The global tally for the coronavirus-borne illness rose above 156 million on Friday, according to data aggregated by Johns Hopkins University, while the death toll rose above 3.25 million. More than 92 million people have recovered from COVID, the data show.
The U.S. continues to lead the world in cases and deaths by wide margins, with 32.6 million cases and 580,068 deaths, or about a fifth of the worldwide tallies.
India is second to the U.S. by cases at 21.5 million and third by fatalities at 234,083.
Brazil is third with 15 million cases and second by fatalities at 416,949.
Mexico has the fourth highest death toll at 218,173 and 2.4 million cases, or 15th highest tally.
The U.K. has 4.4 million cases and 127,843 deaths, the fifth highest in the world and highest in Europe.
China, where the virus was first discovered late in 2019, has had 102,589 confirmed cases and 4,846 deaths, according to its official numbers, which are widely held to be massively underreported.
What’s the economy saying?
The U.S. created just 266,000 new jobs in April on a seasonally adjusted basis even as the economy gained strength, suggesting companies might be struggling to fill open jobs even with millions of people still unemployed, MarketWatch’s Jeffry Bartash reported.
The increase in new jobs fell well short of forecasts. Economists surveyed by Dow Jones and the Wall Street Journal had estimated 1 million new jobs had been created in the month.
“The April jobs report was a huge disappointment,” said senior chief economist Gus Faucher of PNC Financial Services.
The official unemployment rate, meanwhile, rose to 6.1% from 6%, the U.S. Labor Department said.

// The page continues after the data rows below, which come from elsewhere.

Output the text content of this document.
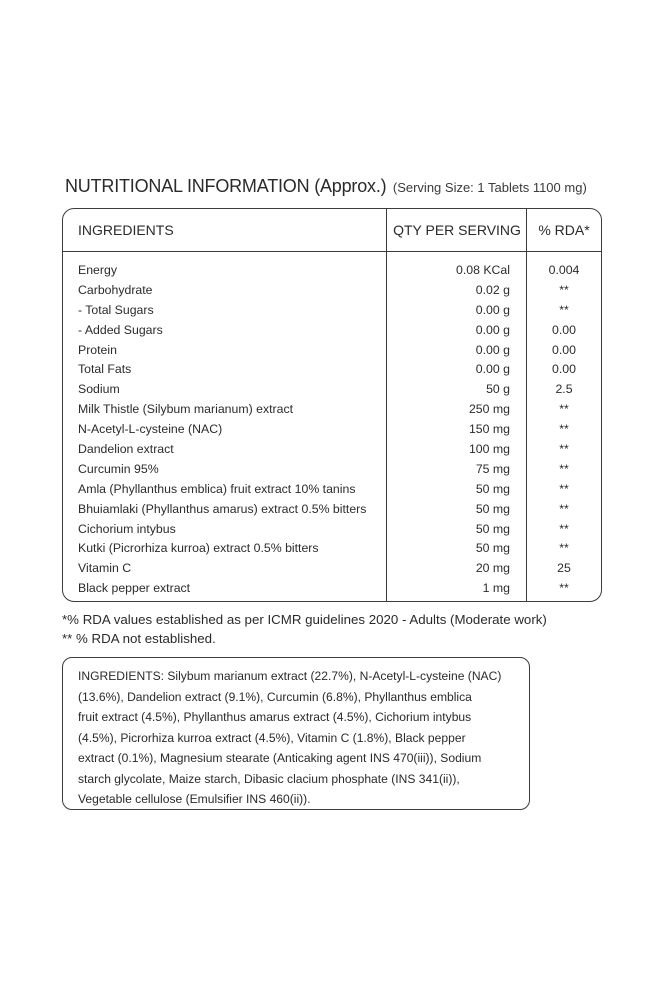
NUTRITIONAL INFORMATION (Approx.) (Serving Size: 1 Tablets 1100 mg)
INGREDIENTS	QTY PER SERVING	% RDA*
Energy	0.08 KCal	0.004
Carbohydrate	0.02 g	**
- Total Sugars	0.00 g	**
- Added Sugars	0.00 g	0.00
Protein	0.00 g	0.00
Total Fats	0.00 g	0.00
Sodium	50 g	2.5
Milk Thistle (Silybum marianum) extract	250 mg	**
N-Acetyl-L-cysteine (NAC)	150 mg	**
Dandelion extract	100 mg	**
Curcumin 95%	75 mg	**
Amla (Phyllanthus emblica) fruit extract 10% tanins	50 mg	**
Bhuiamlaki (Phyllanthus amarus) extract 0.5% bitters	50 mg	**
Cichorium intybus	50 mg	**
Kutki (Picrorhiza kurroa) extract 0.5% bitters	50 mg	**
Vitamin C	20 mg	25
Black pepper extract	1 mg	**
*% RDA values established as per ICMR guidelines 2020 - Adults (Moderate work)
** % RDA not established.
INGREDIENTS: Silybum marianum extract (22.7%), N-Acetyl-L-cysteine (NAC)
(13.6%), Dandelion extract (9.1%), Curcumin (6.8%), Phyllanthus emblica
fruit extract (4.5%), Phyllanthus amarus extract (4.5%), Cichorium intybus
(4.5%), Picrorhiza kurroa extract (4.5%), Vitamin C (1.8%), Black pepper
extract (0.1%), Magnesium stearate (Anticaking agent INS 470(iii)), Sodium
starch glycolate, Maize starch, Dibasic clacium phosphate (INS 341(ii)),
Vegetable cellulose (Emulsifier INS 460(ii)).
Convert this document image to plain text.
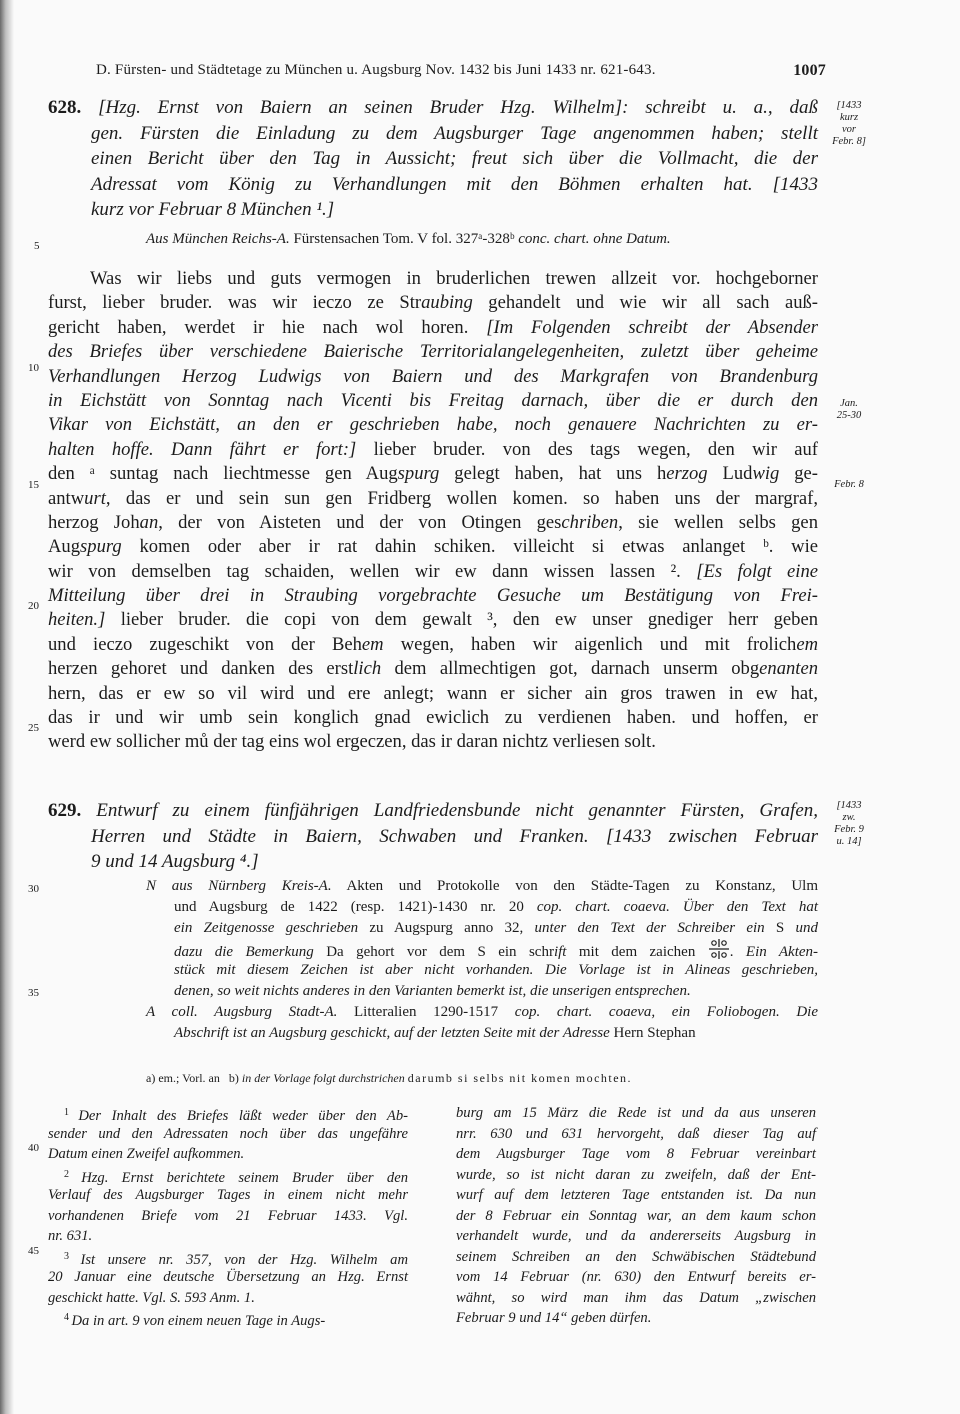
D. Fürsten- und Städtetage zu München u. Augsburg Nov. 1432 bis Juni 1433 nr. 621-643.	1007
628. [Hzg. Ernst von Baiern an seinen Bruder Hzg. Wilhelm]: schreibt u. a., daß
gen. Fürsten die Einladung zu dem Augsburger Tage angenommen haben; stellt
einen Bericht über den Tag in Aussicht; freut sich über die Vollmacht, die der
Adressat vom König zu Verhandlungen mit den Böhmen erhalten hat. [1433
kurz vor Februar 8 München ¹.]
Aus München Reichs-A. Fürstensachen Tom. V fol. 327ᵃ-328ᵇ conc. chart. ohne Datum.
[1433
kurz
vor
Febr. 8]
Was wir liebs und guts vermogen in bruderlichen trewen allzeit vor. hochgeborner
furst, lieber bruder. was wir ieczo ze Straubing gehandelt und wie wir all sach auß-
gericht haben, werdet ir hie nach wol horen. [Im Folgenden schreibt der Absender
des Briefes über verschiedene Baierische Territorialangelegenheiten, zuletzt über geheime
Verhandlungen Herzog Ludwigs von Baiern und des Markgrafen von Brandenburg
in Eichstätt von Sonntag nach Vicenti bis Freitag darnach, über die er durch den
Vikar von Eichstätt, an den er geschrieben habe, noch genauere Nachrichten zu er-
halten hoffe. Dann fährt er fort:] lieber bruder. von des tags wegen, den wir auf
den ᵃ suntag nach liechtmesse gen Augspurg gelegt haben, hat uns herzog Ludwig ge-
antwurt, das er und sein sun gen Fridberg wollen komen. so haben uns der margraf,
herzog Johan, der von Aisteten und der von Otingen geschriben, sie wellen selbs gen
Augspurg komen oder aber ir rat dahin schiken. villeicht si etwas anlanget ᵇ. wie
wir von demselben tag schaiden, wellen wir ew dann wissen lassen ². [Es folgt eine
Mitteilung über drei in Straubing vorgebrachte Gesuche um Bestätigung von Frei-
heiten.] lieber bruder. die copi von dem gewalt ³, den ew unser gnediger herr geben
und ieczo zugeschikt von der Behem wegen, haben wir aigenlich und mit frolichem
herzen gehoret und danken des erstlich dem allmechtigen got, darnach unserm obgenanten
hern, das er ew so vil wird und ere anlegt; wann er sicher ain gros trawen in ew hat,
das ir und wir umb sein konglich gnad ewiclich zu verdienen haben. und hoffen, er
werd ew sollicher mů der tag eins wol ergeczen, das ir daran nichtz verliesen solt.
Jan.
25-30
Febr. 8
629. Entwurf zu einem fünfjährigen Landfriedensbunde nicht genannter Fürsten, Grafen,
Herren und Städte in Baiern, Schwaben und Franken. [1433 zwischen Februar
9 und 14 Augsburg ⁴.]
[1433
zw.
Febr. 9
u. 14]
N aus Nürnberg Kreis-A. Akten und Protokolle von den Städte-Tagen zu Konstanz, Ulm
und Augsburg de 1422 (resp. 1421)-1430 nr. 20 cop. chart. coaeva. Über den Text hat
ein Zeitgenosse geschrieben zu Augspurg anno 32, unter den Text der Schreiber ein S und
dazu die Bemerkung Da gehort vor dem S ein schrift mit dem zaichen . Ein Akten-
stück mit diesem Zeichen ist aber nicht vorhanden. Die Vorlage ist in Alineas geschrieben,
denen, so weit nichts anderes in den Varianten bemerkt ist, die unserigen entsprechen.
A coll. Augsburg Stadt-A. Litteralien 1290-1517 cop. chart. coaeva, ein Foliobogen. Die
Abschrift ist an Augsburg geschickt, auf der letzten Seite mit der Adresse Hern Stephan
a) em.; Vorl. an b) in der Vorlage folgt durchstrichen darumb si selbs nit komen mochten.
$^1$ Der Inhalt des Briefes läßt weder über den Ab-
sender und den Adressaten noch über das ungefähre
Datum einen Zweifel aufkommen.
$^2$ Hzg. Ernst berichtete seinem Bruder über den
Verlauf des Augsburger Tages in einem nicht mehr
vorhandenen Briefe vom 21 Februar 1433. Vgl.
nr. 631.
$^3$ Ist unsere nr. 357, von der Hzg. Wilhelm am
20 Januar eine deutsche Übersetzung an Hzg. Ernst
geschickt hatte. Vgl. S. 593 Anm. 1.
$^4$ Da in art. 9 von einem neuen Tage in Augs-
burg am 15 März die Rede ist und da aus unseren
nrr. 630 und 631 hervorgeht, daß dieser Tag auf
dem Augsburger Tage vom 8 Februar vereinbart
wurde, so ist nicht daran zu zweifeln, daß der Ent-
wurf auf dem letzteren Tage entstanden ist. Da nun
der 8 Februar ein Sonntag war, an dem kaum schon
verhandelt wurde, und da andererseits Augsburg in
seinem Schreiben an den Schwäbischen Städtebund
vom 14 Februar (nr. 630) den Entwurf bereits er-
wähnt, so wird man ihm das Datum „zwischen
Februar 9 und 14“ geben dürfen.
5
10
15
20
25
30
35
40
45
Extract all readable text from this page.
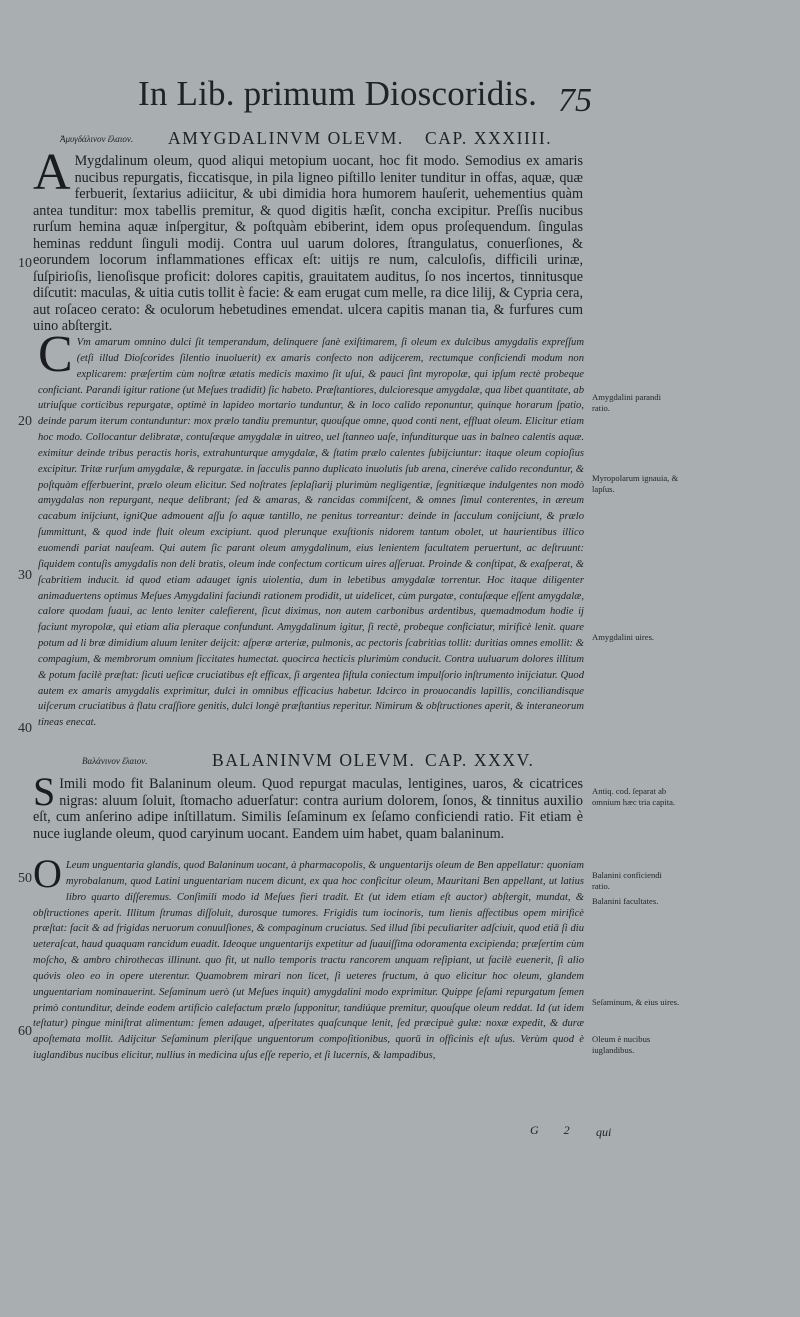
In Lib. primum Dioscoridis. 75
Ἀμυγδάλινον ἔλαιον. AMYGDALINVM OLEVM. CAP. XXXIIII.

A Mygdalinum oleum, quod aliqui metopium uocant, hoc fit modo. Semodius ex amaris nucibus repurgatis, ficcatisque, in pila ligneo piſtillo leniter tunditur in offas, aquæ, quæ ferbuerit, ſextarius adiicitur, & ubi dimidia hora humorem hauſerit, uehementius quàm antea tunditur: mox tabellis premitur, & quod digitis hæſit, concha excipitur. Preſſis nucibus rurſum hemina aquæ inſpergitur, & poſtquàm ebiberint, idem opus proſequendum. ſingulas heminas reddunt ſinguli modij. Contra uul uarum dolores, ſtrangulatus, conuerſiones, & eorundem locorum inflammationes efficax eſt: uitijs re num, calculoſis, difficili urinæ, ſuſpirioſis, lienoſisque proficit: dolores capitis, grauitatem auditus, ſo nos incertos, tinnitusque diſcutit: maculas, & uitia cutis tollit è facie: & eam erugat cum melle, ra dice lilij, & Cypria cera, aut roſaceo cerato: & oculorum hebetudines emendat. ulcera capitis manan tia, & furfures cum uino abſtergit.

C Vm amarum omnino dulci ſit temperandum, delinquere ſanè exiſtimarem, ſi oleum ex dulcibus amygdalis expreſſum (etſi illud Dioſcorides ſilentio inuoluerit) ex amaris confecto non adijcerem, rectumque conficiendi modum non explicarem: præſertim cùm noſtræ ætatis medicis maximo ſit uſui, & pauci ſint myropolæ, qui ipſum rectè probeque conficiant. Parandi igitur ratione (ut Meſues tradidit) ſic habeto. Præſtantiores, dulcioresque amygdalæ, qua libet quantitate, ab utriuſque corticibus repurgatæ, optimè in lapideo mortario tunduntur, & in loco calido reponuntur, quinque horarum ſpatio, deinde parum iterum contunduntur: mox prælo tandiu premuntur, quouſque omne, quod conti nent, effluat oleum. Elicitur etiam hoc modo. Collocantur delibratæ, contuſæque amygdalæ in uitreo, uel ſtanneo uaſe, infunditurque uas in balneo calentis aquæ. eximitur deinde tribus peractis horis, extrahunturque amygdalæ, & ſtatim prælo calentes ſubijciuntur: itaque oleum copioſius excipitur. Tritæ rurſum amygdalæ, & repurgatæ. in ſacculis panno duplicato inuolutis ſub arena, cineréve calido reconduntur, & poſtquàm efferbuerint, prælo oleum elicitur. Sed noſtrates ſeplaſiarij plurimùm negligentiæ, ſegnitiæque indulgentes non modò amygdalas non repurgant, neque delibrant; ſed & amaras, & rancidas commiſcent, & omnes ſimul conterentes, in æreum cacabum inijciunt, igniQue admouent aſſu ſo aquæ tantillo, ne penitus torreantur: deinde in ſacculum conijciunt, & prælo ſummittunt, & quod inde fluit oleum excipiunt. quod plerunque exuſtionis nidorem tantum obolet, ut haurientibus illico euomendi pariat nauſeam. Qui autem ſic parant oleum amygdalinum, eius lenientem facultatem peruertunt, ac deſtruunt: ſiquidem contuſis amygdalis non deli bratis, oleum inde confectum corticum uires aſſeruat. Proinde & conſtipat, & exaſperat, & ſcabritiem inducit. id quod etiam adauget ignis uiolentia, dum in lebetibus amygdalæ torrentur. Hoc itaque diligenter animaduertens optimus Meſues Amygdalini faciundi rationem prodidit, ut uidelicet, cùm purgatæ, contuſæque eſſent amygdalæ, calore quodam ſuaui, ac lento leniter calefierent, ſicut diximus, non autem carbonibus ardentibus, quemadmodum hodie ij faciunt myropolæ, qui etiam alia pleraque confundunt. Amygdalinum igitur, ſi rectè, probeque conficiatur, mirificè lenit. quare potum ad li bræ dimidium aluum leniter deijcit: aſperæ arteriæ, pulmonis, ac pectoris ſcabritias tollit: duritias omnes emollit: & compagium, & membrorum omnium ſiccitates humectat. quocirca hecticis plurimùm conducit. Contra uuluarum dolores illitum & potum facilè præſtat: ſicuti ueſicæ cruciatibus eſt efficax, ſi argentea fiſtula coniectum impulſorio inſtrumento inijciatur. Quod autem ex amaris amygdalis exprimitur, dulci in omnibus efficacius habetur. Idcirco in prouocandis lapillis, conciliandisque uiſcerum cruciatibus à flatu craſſiore genitis, dulci longè præſtantius reperitur. Nimirum & obſtructiones aperit, & interaneorum tineas enecat.

Βαλάνινον ἔλαιον.	BALANINVM OLEVM. CAP. XXXV.

S Imili modo fit Balaninum oleum. Quod repurgat maculas, lentigines, uaros, & cicatrices nigras: aluum ſoluit, ſtomacho aduerſatur: contra aurium dolorem, ſonos, & tinnitus auxilio eſt, cum anſerino adipe inſtillatum. Similis ſeſaminum ex ſeſamo conficiendi ratio. Fit etiam è nuce iuglande oleum, quod caryinum uocant. Eandem uim habet, quam balaninum.

O Leum unguentaria glandis, quod Balaninum uocant, à pharmacopolis, & unguentarijs oleum de Ben appellatur: quoniam myrobalanum, quod Latini unguentariam nucem dicunt, ex qua hoc conficitur oleum, Mauritani Ben appellant, ut latius libro quarto diſſeremus. Conſimili modo id Meſues fieri tradit. Et (ut idem etiam eſt auctor) abſtergit, mundat, & obſtructiones aperit. Illitum ſtrumas diſſoluit, durosque tumores. Frigidis tum iocinoris, tum lienis affectibus opem mirificè præſtat: facit & ad frigidas neruorum conuulſiones, & compaginum cruciatus. Sed illud ſibi peculiariter adſciuit, quod etiā ſi diu ueteraſcat, haud quaquam rancidum euadit. Ideoque unguentarijs expetitur ad ſuauiſſima odoramenta excipienda; præſertim cùm moſcho, & ambro chirothecas illinunt. quo fit, ut nullo temporis tractu rancorem unquam reſipiant, ut facilè euenerit, ſi alio quóvis oleo eo in opere uterentur. Quamobrem mirari non licet, ſi ueteres fructum, à quo elicitur hoc oleum, glandem unguentariam nominauerint. Seſaminum uerò (ut Meſues inquit) amygdalini modo exprimitur. Quippe ſeſami repurgatum ſemen primò contunditur, deinde eodem artificio calefactum prælo ſupponitur, tandiúque premitur, quouſque oleum reddat. Id (ut idem teſtatur) pingue miniſtrat alimentum: ſemen adauget, aſperitates quaſcunque lenit, ſed præcipuè gulæ: noxæ expedit, & duræ apoſtemata mollit. Adijcitur Seſaminum pleriſque unguentorum compoſitionibus, quorū in officinis eſt uſus. Verùm quod è iuglandibus nucibus elicitur, nullius in medicina uſus eſſe reperio, et ſi lucernis, & lampadibus,

10
20
30
40
50
60
Amygdalini parandi ratio.
Myropolarum ignauia, & lapſus.
Amygdalini uires.
Antiq. cod. ſeparat ab omnium hæc tria capita.
Balanini conficiendi ratio.
Balanini facultates.
Seſaminum, & eius uires.
Oleum è nucibus iuglandibus.
G 2 qui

Yet the first increase in 13 months stemmed from more people entering the labor force in search of jobs — a good sign for the economy.
The relatively small increase in new jobs belies mounting evidence that companies are eager to hire more workers in response to soaring demand for goods and services.
Job openings have surged, for instance, and a survey of small businesses showed that 60% tried to hire people in April.
“The report is a bit of a head scratcher that tempers recent projections of a smoothly accelerating economic recovery,” said senior economist Daniel Zhao of Glassdoor. “”By all accounts, the improving public health situation should drive faster job gains, but the report is a humbling reminder that the road to recovery is not a straightforward one in a pandemic.”
“This speaks to the growing challenges in finding workers to fill positions due to health fears, child-care duties and even the expanded unemployment benefits,” said senior economist Gus Faucher of PNC Financial services.
President Joe Biden said the data were reflective of an economy in recovery but argued that the federal government needs to deliver on his infrastructure and family packages, in addition to March’s $1.9 trillion pandemic relief legislation, to fully regain fiscal footing. “We’ve got work to do,” he said.